“Stardust Families Demand Accountability After Apology”

The families of the 48 victims who were unlawfully murdered in the 1981 Stardust tragedy have appreciated the State’s admission of its failure, after a struggle of over four decades. Taoiseach Simon Harris issued a formal apology from the State on Tuesday in the Dáil, expressing regret for the State’s lack of support to the victims’ family members and survivors who were present in the public gallery. Harris stated, regretfully, that the State should have been with them and working alongside them but it had failed to do so.

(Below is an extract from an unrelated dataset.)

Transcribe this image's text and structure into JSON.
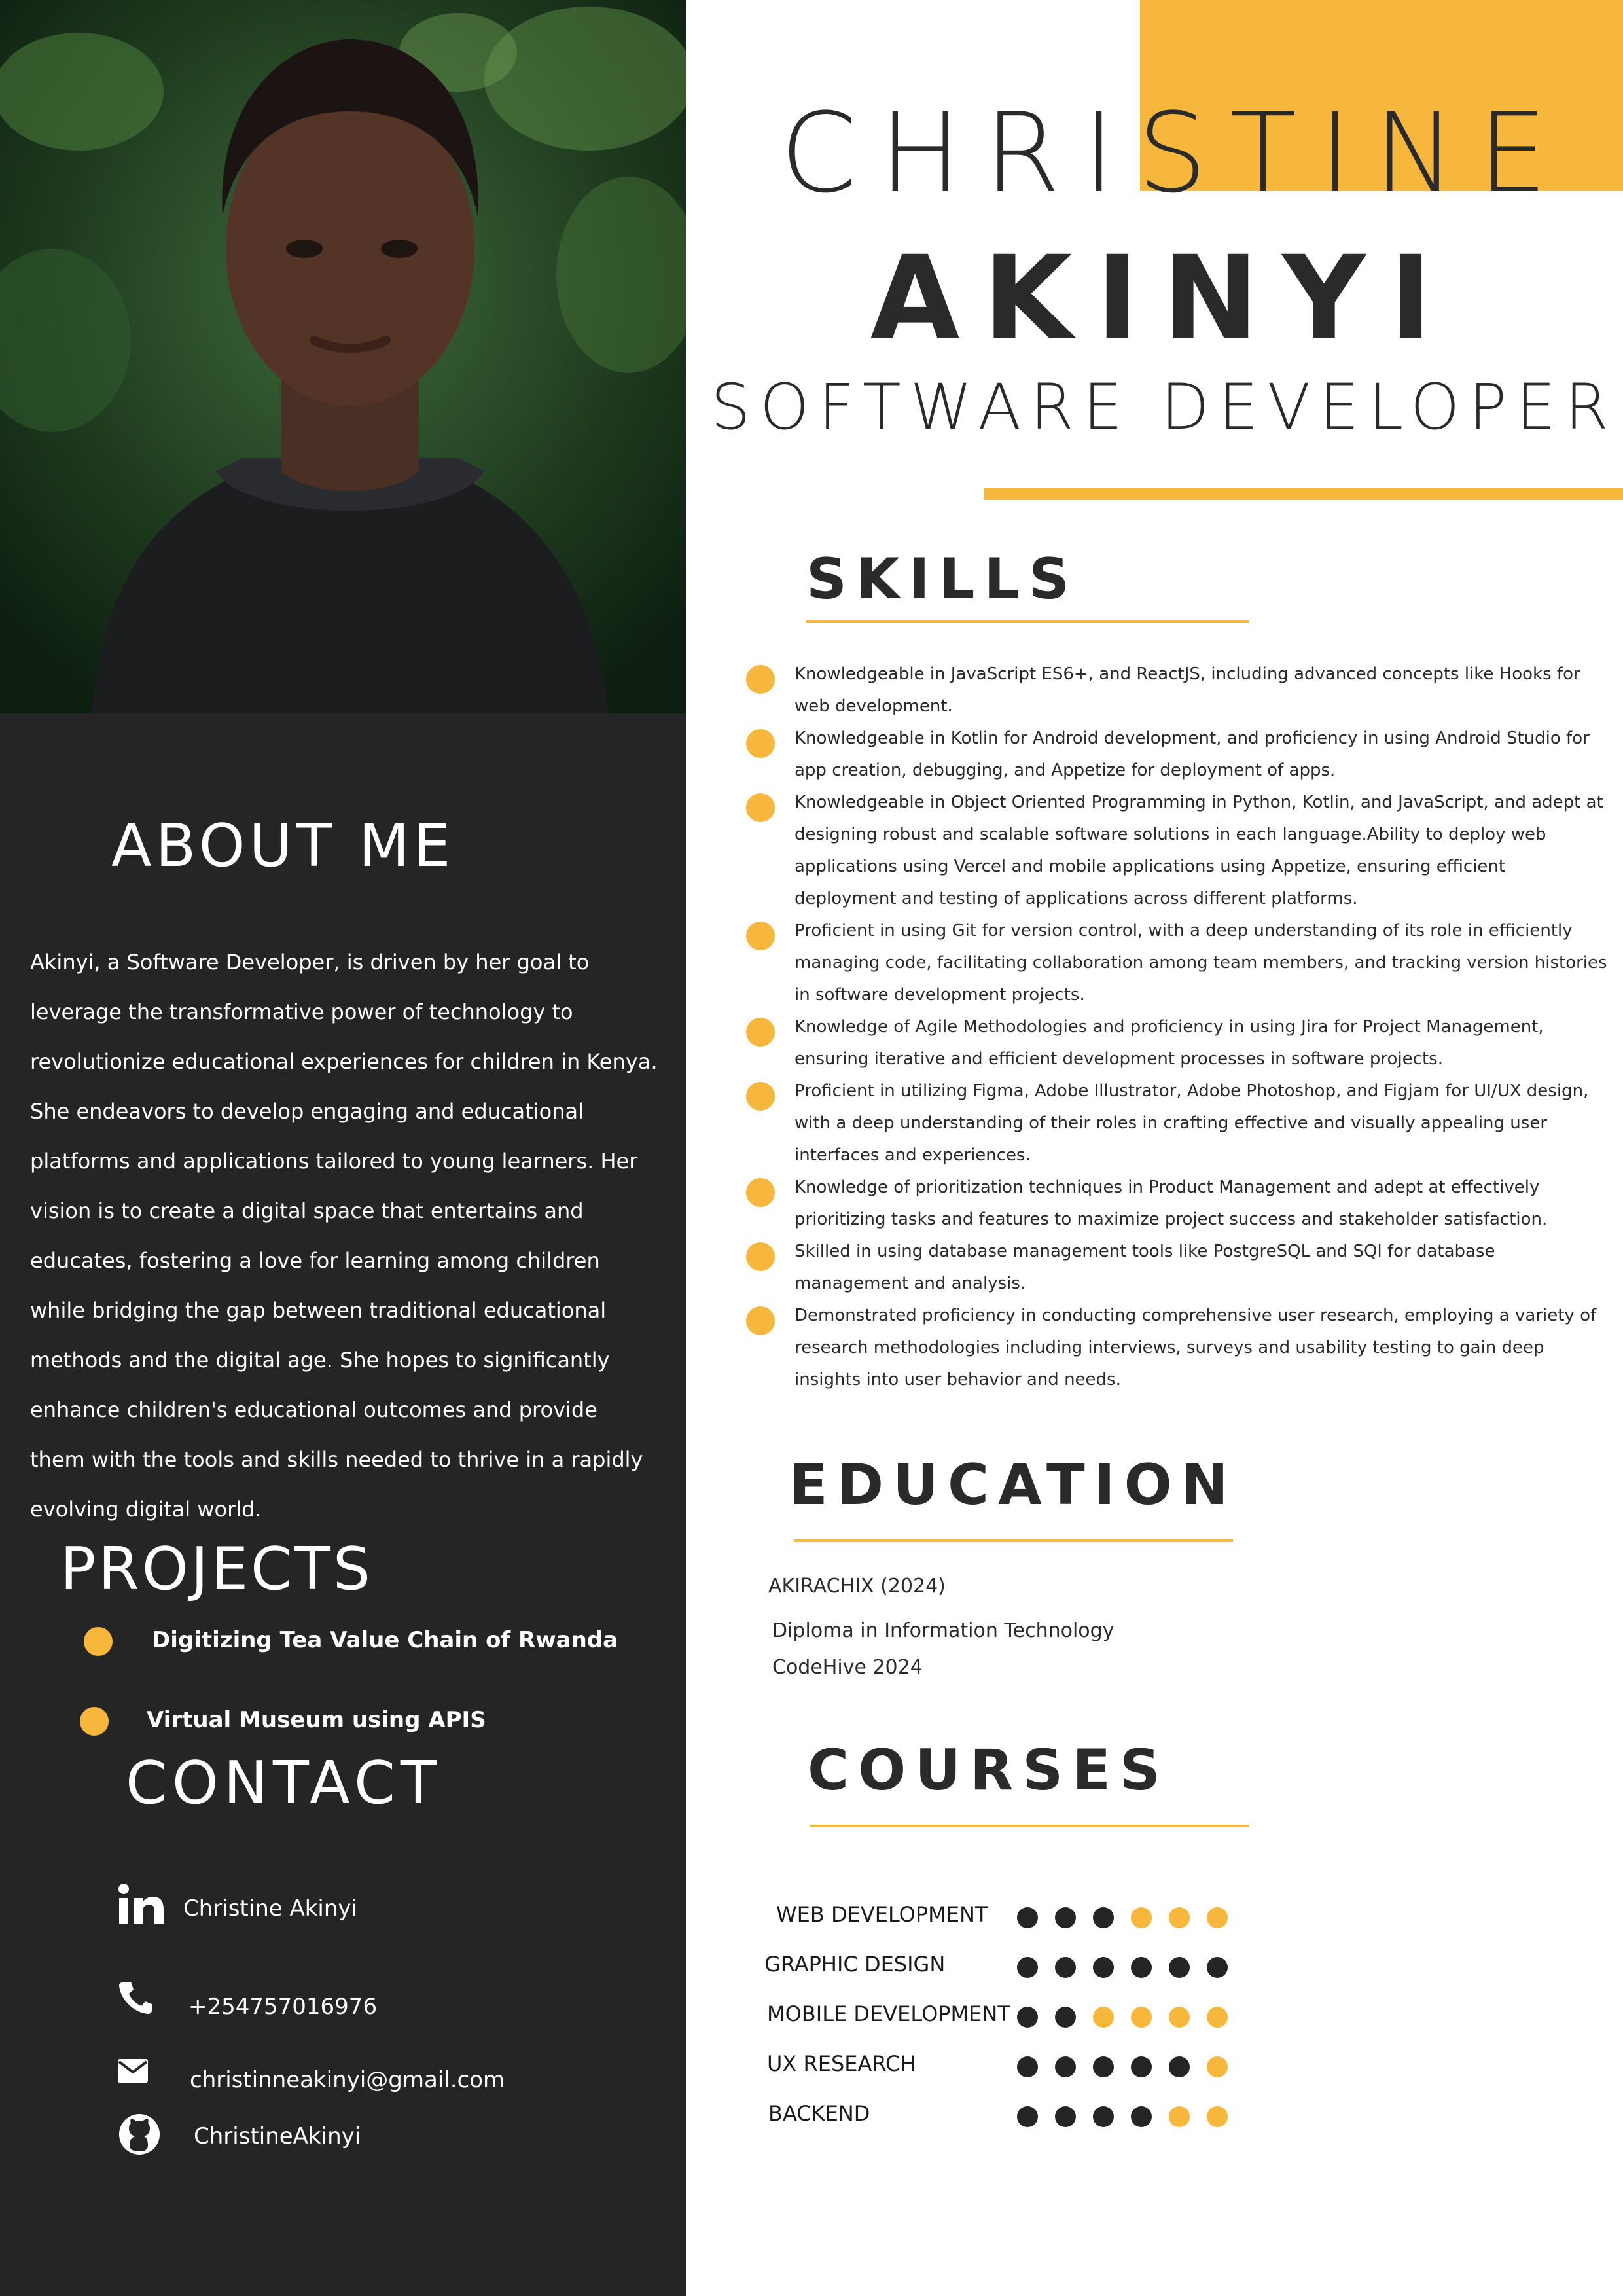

The State’s apology was delivered less than a week after a Dublin coroner’s court jury conferred an unlawful killing ruling for each of the 48 victims. The victims, who ranged in age from 16 to 27, lost their lives due to a fire at a nightclub in northern Dublin in the wee hours of 14th February 1981.

Antoinette Keegan, who survived the fire but lost her sisters, Martina (16) and Mary (19), in the incident expressed her satisfaction over the verdict and the subsequent State apology. She called for more action, urging that someone should be held responsible. She added that it was the duty of the State and law enforcement agencies to follow up on the apology and consider filing criminal charges. She further criticised the lengthy struggle of 43 years which should have been the State’s responsibility.

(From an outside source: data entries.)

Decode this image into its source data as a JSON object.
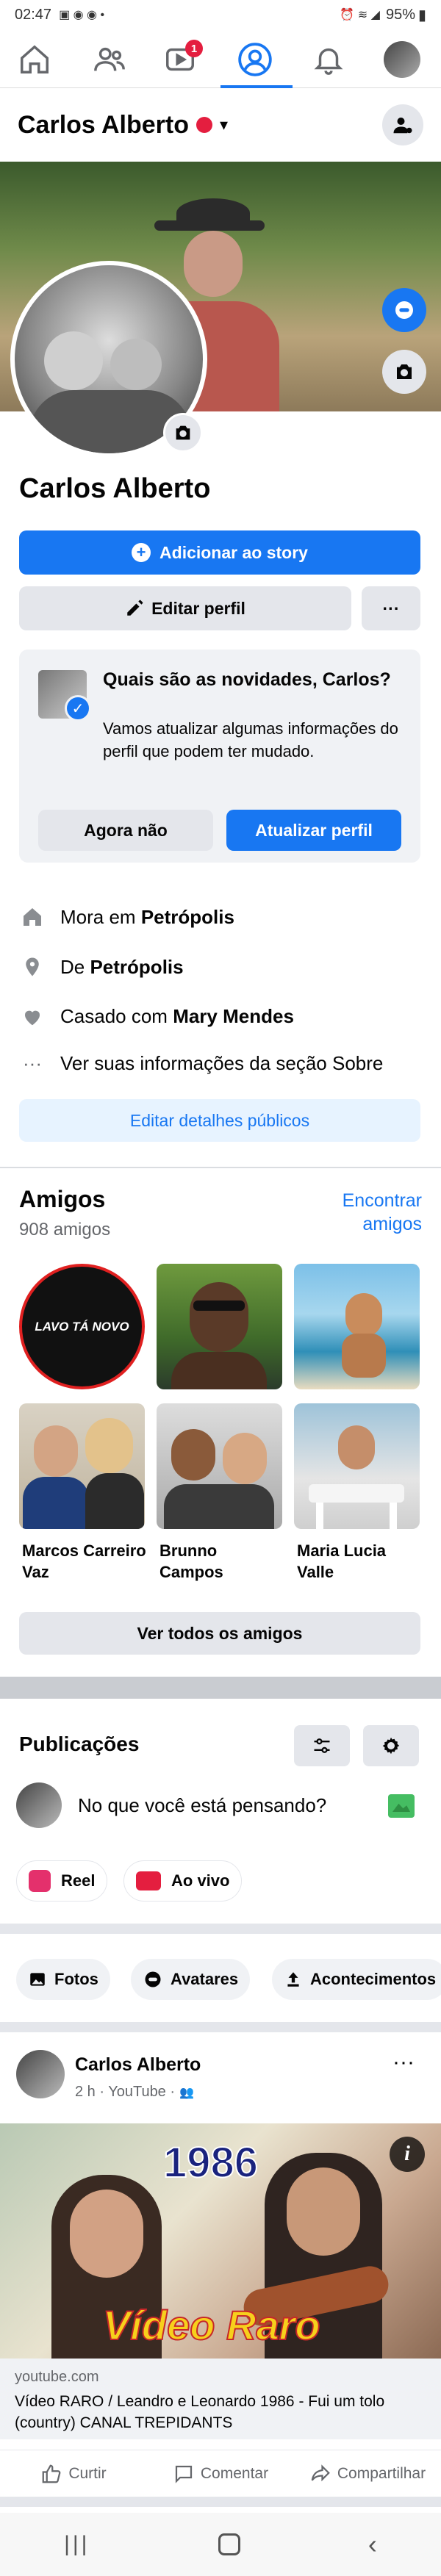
{
  "status_bar": {
    "time": "02:47",
    "battery": "95%"
  },
  "nav": {
    "notification_badge": "1"
  },
  "header": {
    "name": "Carlos Alberto"
  },
  "profile": {
    "name": "Carlos Alberto",
    "add_story_label": "Adicionar ao story",
    "edit_profile_label": "Editar perfil",
    "more_label": "···"
  },
  "update_card": {
    "title": "Quais são as novidades, Carlos?",
    "body": "Vamos atualizar algumas informações do perfil que podem ter mudado.",
    "not_now_label": "Agora não",
    "update_label": "Atualizar perfil"
  },
  "about": {
    "lives_prefix": "Mora em ",
    "lives_city": "Petrópolis",
    "from_prefix": "De ",
    "from_city": "Petrópolis",
    "married_prefix": "Casado com ",
    "married_to": "Mary Mendes",
    "see_about": "Ver suas informações da seção Sobre",
    "edit_details_label": "Editar detalhes públicos"
  },
  "friends": {
    "title": "Amigos",
    "count": "908 amigos",
    "find_label_line1": "Encontrar",
    "find_label_line2": "amigos",
    "logo_text": "LAVO TÁ NOVO",
    "items": [
      {
        "name": ""
      },
      {
        "name": ""
      },
      {
        "name": ""
      },
      {
        "name": "Marcos Carreiro Vaz"
      },
      {
        "name": "Brunno Campos"
      },
      {
        "name": "Maria Lucia Valle"
      }
    ],
    "see_all_label": "Ver todos os amigos"
  },
  "posts": {
    "title": "Publicações",
    "composer_placeholder": "No que você está pensando?",
    "reel_label": "Reel",
    "live_label": "Ao vivo",
    "chips": [
      "Fotos",
      "Avatares",
      "Acontecimentos"
    ]
  },
  "post": {
    "author": "Carlos Alberto",
    "meta": "2 h · YouTube ·",
    "thumb_year": "1986",
    "thumb_caption": "Vídeo Raro",
    "link_domain": "youtube.com",
    "link_title": "Vídeo RARO / Leandro e Leonardo 1986 - Fui um tolo (country) CANAL TREPIDANTS",
    "like_label": "Curtir",
    "comment_label": "Comentar",
    "share_label": "Compartilhar"
  },
  "colors": {
    "accent": "#1877f2",
    "divider": "#c9ccd1",
    "badge": "#e41e3f"
  }
}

Keegan also referred to the expulsion of arson as the cause of the fire from public records in 2009, stating that it was the State’s duty then to launch an inquiry into the fatalities. Before 1pm on Tuesday, over 100 survivors and family members began arriving at Leinster House. They had lunch in the LH2000 wing before being led to the public gallery.

The Deputy Speaker, Catherine Connolly, requested the Prime Minister to address the room at 2pm. Speaking to the families, the PM stated: “You must have encountered countless moments when you believed this day would never materialise over these excessive years.”

Recognising the reality that many among the 48 victims’ parents had “departed from our world before witness to justice”, he conveyed: “I extend my profound condolences that you had to endure a struggle for so long that they were consigned to their final resting place deprived of the truth.”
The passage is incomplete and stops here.